You say that men who in this way undermine the lives of other men will end by undermining themselves, and the whole evil system is therefore doomed to collapse. In the long run I am sure you are right, because open-eyed cynicism, the exploitation of others by men who avoid being exploited themselves, is an attitude difficult for human beings to keep up for very long. It needs too much discipline and appalling strain in an atmosphere of such mutual hatred and distrust as cannot last because there is not enough moral intensity or general fanaticism to keep it going. But still the run can be very long before it is over, and I do not believe that the corrosive force from inside will work away at the rate which perhaps you, more hopefully, anticipate. I feel that we must avoid being inverted Marxists. Marx and Hegel observed the economic corrosion in their lifetime, and so the revolution seemed to be always round the corner.

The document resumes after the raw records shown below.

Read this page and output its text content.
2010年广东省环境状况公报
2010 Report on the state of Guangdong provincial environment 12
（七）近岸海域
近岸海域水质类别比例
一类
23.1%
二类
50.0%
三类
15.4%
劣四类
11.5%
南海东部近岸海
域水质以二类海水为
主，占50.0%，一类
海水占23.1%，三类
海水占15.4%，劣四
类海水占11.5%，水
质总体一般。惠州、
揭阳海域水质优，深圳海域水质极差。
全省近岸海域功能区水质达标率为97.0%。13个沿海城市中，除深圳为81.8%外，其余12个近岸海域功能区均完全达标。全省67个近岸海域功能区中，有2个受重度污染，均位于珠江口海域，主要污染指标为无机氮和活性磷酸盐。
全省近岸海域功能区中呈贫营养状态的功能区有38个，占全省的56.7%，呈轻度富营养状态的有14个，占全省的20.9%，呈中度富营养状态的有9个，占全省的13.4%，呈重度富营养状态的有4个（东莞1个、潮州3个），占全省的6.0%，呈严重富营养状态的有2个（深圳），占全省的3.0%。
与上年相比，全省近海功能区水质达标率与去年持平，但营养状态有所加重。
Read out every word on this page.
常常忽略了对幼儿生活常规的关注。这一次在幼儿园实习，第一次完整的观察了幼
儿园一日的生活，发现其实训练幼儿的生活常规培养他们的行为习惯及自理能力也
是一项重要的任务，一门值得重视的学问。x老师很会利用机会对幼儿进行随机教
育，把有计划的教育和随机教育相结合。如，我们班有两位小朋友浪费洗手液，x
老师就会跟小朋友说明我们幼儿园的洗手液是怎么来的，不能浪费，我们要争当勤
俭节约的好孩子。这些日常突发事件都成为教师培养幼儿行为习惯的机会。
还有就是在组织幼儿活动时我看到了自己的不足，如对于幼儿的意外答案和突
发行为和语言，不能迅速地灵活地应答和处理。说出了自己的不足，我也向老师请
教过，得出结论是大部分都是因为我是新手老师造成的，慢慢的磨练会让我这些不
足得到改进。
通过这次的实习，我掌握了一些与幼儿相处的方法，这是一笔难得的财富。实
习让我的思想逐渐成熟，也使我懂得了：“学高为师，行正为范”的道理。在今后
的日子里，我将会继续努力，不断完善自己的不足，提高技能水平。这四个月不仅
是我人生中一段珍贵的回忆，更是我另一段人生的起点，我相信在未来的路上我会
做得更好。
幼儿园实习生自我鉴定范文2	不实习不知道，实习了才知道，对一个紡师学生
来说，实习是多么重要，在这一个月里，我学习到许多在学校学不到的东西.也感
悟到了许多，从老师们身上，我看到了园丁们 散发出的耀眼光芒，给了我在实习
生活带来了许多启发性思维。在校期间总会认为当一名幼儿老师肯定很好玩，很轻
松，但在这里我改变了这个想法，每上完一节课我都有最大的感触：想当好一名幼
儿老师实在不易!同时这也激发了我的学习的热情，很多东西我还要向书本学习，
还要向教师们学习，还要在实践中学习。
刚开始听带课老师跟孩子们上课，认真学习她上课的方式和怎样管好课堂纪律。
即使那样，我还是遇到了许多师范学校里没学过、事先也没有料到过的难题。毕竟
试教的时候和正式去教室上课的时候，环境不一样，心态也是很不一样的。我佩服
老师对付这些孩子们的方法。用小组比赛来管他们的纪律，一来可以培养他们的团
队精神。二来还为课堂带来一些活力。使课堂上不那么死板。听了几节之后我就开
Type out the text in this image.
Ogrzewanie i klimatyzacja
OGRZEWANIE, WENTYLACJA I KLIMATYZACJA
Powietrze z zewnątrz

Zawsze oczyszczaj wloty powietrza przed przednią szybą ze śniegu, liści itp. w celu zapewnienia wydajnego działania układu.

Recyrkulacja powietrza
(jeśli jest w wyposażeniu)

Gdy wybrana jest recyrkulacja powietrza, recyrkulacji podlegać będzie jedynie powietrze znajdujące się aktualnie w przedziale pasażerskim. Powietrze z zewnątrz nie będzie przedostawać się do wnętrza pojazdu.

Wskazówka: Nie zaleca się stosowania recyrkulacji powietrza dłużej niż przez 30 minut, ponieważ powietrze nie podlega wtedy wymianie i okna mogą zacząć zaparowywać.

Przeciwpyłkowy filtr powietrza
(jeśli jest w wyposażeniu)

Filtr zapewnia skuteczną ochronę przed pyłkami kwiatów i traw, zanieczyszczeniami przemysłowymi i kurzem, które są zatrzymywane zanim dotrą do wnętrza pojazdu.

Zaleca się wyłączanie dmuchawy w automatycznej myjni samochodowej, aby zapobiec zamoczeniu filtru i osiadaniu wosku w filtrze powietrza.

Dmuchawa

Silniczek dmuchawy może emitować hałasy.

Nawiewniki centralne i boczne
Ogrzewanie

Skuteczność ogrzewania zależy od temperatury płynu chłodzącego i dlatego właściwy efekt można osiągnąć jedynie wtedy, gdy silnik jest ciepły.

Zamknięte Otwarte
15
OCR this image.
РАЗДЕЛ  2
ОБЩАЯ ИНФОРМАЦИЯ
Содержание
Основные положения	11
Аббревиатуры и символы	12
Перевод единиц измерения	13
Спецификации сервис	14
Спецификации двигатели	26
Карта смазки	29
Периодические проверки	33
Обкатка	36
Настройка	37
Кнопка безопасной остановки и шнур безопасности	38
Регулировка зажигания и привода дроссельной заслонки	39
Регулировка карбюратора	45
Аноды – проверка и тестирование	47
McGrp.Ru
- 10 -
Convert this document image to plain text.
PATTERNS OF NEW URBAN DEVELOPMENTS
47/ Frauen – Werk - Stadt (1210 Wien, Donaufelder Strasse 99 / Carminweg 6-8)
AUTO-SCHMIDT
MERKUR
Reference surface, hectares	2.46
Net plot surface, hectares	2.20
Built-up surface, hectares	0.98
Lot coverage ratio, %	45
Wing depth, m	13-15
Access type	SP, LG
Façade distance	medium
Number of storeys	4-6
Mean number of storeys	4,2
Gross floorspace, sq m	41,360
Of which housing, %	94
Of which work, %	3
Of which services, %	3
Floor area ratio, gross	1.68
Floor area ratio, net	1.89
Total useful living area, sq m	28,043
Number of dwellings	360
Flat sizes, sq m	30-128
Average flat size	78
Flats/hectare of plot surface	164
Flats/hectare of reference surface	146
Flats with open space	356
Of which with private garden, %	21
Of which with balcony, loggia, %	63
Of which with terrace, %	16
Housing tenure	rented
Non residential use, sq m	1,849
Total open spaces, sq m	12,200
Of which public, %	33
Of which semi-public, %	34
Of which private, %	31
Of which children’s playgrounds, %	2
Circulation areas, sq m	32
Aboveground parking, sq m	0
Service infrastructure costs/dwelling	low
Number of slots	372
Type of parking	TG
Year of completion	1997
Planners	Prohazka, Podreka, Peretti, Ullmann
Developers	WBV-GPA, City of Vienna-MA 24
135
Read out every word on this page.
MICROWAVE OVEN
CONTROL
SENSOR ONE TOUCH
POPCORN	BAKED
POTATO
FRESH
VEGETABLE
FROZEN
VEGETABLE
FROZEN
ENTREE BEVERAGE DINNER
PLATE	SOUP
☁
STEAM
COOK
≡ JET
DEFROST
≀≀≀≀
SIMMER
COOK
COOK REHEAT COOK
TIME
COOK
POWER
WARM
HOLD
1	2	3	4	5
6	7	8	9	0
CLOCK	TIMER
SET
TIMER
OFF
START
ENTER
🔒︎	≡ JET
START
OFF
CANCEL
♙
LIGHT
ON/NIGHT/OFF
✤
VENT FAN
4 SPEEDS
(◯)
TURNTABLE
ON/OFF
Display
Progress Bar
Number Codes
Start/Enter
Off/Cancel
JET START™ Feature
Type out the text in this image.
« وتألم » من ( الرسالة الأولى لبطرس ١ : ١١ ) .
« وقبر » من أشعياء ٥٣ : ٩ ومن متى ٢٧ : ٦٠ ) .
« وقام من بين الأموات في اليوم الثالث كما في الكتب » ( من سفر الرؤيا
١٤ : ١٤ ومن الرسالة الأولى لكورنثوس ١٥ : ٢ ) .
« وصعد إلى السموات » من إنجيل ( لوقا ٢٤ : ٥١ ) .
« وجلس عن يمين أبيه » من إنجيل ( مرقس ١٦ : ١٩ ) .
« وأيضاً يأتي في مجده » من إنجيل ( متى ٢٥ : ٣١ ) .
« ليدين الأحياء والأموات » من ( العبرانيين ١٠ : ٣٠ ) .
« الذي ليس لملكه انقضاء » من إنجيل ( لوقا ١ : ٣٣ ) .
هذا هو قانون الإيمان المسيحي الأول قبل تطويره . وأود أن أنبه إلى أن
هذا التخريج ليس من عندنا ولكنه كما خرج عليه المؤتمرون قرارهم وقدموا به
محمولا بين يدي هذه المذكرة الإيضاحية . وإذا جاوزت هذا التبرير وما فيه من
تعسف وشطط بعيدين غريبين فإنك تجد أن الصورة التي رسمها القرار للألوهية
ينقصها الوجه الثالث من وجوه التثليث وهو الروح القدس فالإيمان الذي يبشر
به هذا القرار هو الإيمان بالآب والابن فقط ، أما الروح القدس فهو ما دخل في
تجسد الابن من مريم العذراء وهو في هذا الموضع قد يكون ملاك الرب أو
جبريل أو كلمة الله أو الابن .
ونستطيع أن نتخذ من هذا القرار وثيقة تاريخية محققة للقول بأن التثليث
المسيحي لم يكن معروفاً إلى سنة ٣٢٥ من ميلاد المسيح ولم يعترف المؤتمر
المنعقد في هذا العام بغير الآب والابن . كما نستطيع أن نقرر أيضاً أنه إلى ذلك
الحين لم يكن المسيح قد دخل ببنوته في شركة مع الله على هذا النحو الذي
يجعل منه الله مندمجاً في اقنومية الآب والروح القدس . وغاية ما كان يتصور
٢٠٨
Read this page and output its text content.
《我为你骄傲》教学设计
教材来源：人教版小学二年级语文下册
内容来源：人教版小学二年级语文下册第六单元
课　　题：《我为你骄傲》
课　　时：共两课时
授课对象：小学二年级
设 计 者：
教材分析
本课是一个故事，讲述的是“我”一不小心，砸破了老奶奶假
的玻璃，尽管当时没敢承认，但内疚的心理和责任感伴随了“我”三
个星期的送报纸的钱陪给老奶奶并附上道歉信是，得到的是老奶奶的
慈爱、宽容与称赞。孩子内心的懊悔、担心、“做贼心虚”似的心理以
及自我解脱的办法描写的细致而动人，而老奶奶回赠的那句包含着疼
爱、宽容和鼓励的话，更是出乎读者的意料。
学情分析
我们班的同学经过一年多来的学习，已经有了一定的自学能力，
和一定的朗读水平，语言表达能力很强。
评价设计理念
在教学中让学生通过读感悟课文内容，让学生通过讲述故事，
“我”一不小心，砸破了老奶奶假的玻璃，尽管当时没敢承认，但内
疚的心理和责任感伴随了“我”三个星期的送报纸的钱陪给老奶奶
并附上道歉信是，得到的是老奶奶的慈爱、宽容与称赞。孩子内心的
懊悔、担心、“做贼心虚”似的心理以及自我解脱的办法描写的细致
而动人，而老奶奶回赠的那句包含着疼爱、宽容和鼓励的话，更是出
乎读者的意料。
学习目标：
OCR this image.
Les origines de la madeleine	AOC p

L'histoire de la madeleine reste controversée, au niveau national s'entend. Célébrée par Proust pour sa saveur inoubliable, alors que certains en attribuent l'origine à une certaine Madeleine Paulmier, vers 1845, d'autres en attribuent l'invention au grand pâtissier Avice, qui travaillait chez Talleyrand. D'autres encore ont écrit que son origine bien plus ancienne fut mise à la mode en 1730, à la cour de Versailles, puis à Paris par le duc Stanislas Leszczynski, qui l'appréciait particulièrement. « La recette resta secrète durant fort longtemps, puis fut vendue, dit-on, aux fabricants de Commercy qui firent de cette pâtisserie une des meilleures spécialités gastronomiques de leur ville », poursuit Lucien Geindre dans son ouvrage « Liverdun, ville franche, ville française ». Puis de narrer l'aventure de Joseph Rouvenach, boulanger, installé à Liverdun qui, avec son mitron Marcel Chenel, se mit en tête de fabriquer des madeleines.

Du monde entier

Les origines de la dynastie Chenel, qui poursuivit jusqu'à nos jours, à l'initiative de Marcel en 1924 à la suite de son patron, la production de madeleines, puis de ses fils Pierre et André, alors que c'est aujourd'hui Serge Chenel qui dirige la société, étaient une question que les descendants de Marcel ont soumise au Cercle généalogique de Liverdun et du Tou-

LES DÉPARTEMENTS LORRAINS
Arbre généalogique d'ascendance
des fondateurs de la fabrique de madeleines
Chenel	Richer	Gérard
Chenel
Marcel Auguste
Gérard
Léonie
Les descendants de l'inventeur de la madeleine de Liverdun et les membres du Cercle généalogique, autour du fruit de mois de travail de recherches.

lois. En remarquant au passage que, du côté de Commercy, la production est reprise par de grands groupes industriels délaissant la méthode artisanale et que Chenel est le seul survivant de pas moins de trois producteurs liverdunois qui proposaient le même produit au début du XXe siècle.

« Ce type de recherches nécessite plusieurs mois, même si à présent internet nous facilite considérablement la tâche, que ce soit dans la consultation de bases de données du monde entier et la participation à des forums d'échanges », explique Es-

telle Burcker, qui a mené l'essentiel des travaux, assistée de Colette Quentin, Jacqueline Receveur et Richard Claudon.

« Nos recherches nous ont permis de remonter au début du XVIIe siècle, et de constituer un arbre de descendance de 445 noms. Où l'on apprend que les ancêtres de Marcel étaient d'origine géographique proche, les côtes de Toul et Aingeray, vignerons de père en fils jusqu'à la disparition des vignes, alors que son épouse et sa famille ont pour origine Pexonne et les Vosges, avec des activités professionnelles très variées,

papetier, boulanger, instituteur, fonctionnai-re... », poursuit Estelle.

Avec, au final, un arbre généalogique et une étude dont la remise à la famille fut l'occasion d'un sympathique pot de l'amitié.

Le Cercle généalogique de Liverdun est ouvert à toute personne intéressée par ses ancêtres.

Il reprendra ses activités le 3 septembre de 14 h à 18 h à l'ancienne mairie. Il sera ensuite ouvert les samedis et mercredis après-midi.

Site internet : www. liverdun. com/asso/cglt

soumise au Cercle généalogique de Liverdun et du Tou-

They died without seeing it, and perhaps it would have taken centuries if Lenin had not given history a sharp jolt. Without the jolt, are moral forces alone sufficient to bury the Soviet grave-diggers? I doubt it. But that in the end the worm would eat them I doubt no more than you; but whereas you say that is an isolated evil, a monstrous scourge sent to try us, not connected with what goes on elsewhere, I cannot help seeing it as an extreme and distorted but only too typical form of some general attitude of mind from which our own countries are not exempt.

WomanHonorThyself said...

wow I do not recognize the world any longer dude..
Have a terrific weekend FJ!:-)


God bless you my friend:)

Thersites said...

Thanks Angel. You have a great Memorial Day weekend, too!

FreeThinke said...

___________ REMEMBER ___________

Remember me when I am gone away,
Gone far away into the silent land;
When you can no more hold me by the hand,
Nor I half turn to go yet turning stay.

Remember me when no more, day by day,
You tell me of our future that you plann'd:
Only remember me; you understand
It will be late to counsel then or pray.

Yet if you should forget me for a while
And afterwards remember, do not grieve:
For if the darkness and corruption leave
A vestige of the thoughts that once I had,

Better by far you should forget and smile
Than that you should remember and be sad.



~ Christina Rossetti (1836-1894)

POSTED in HONOR of MEMORIAL DAY, 2016

FreeThinke said...

PS: The cameo is beautiful, but I'll be damned if I can tell what it has to do with the rest of the post. (Remember i can't view videos until Flash Player decides to allow it again.)

Thersites said...

This was a post on "intertextuality" in the movies as opposed to literary allusions in classical literature.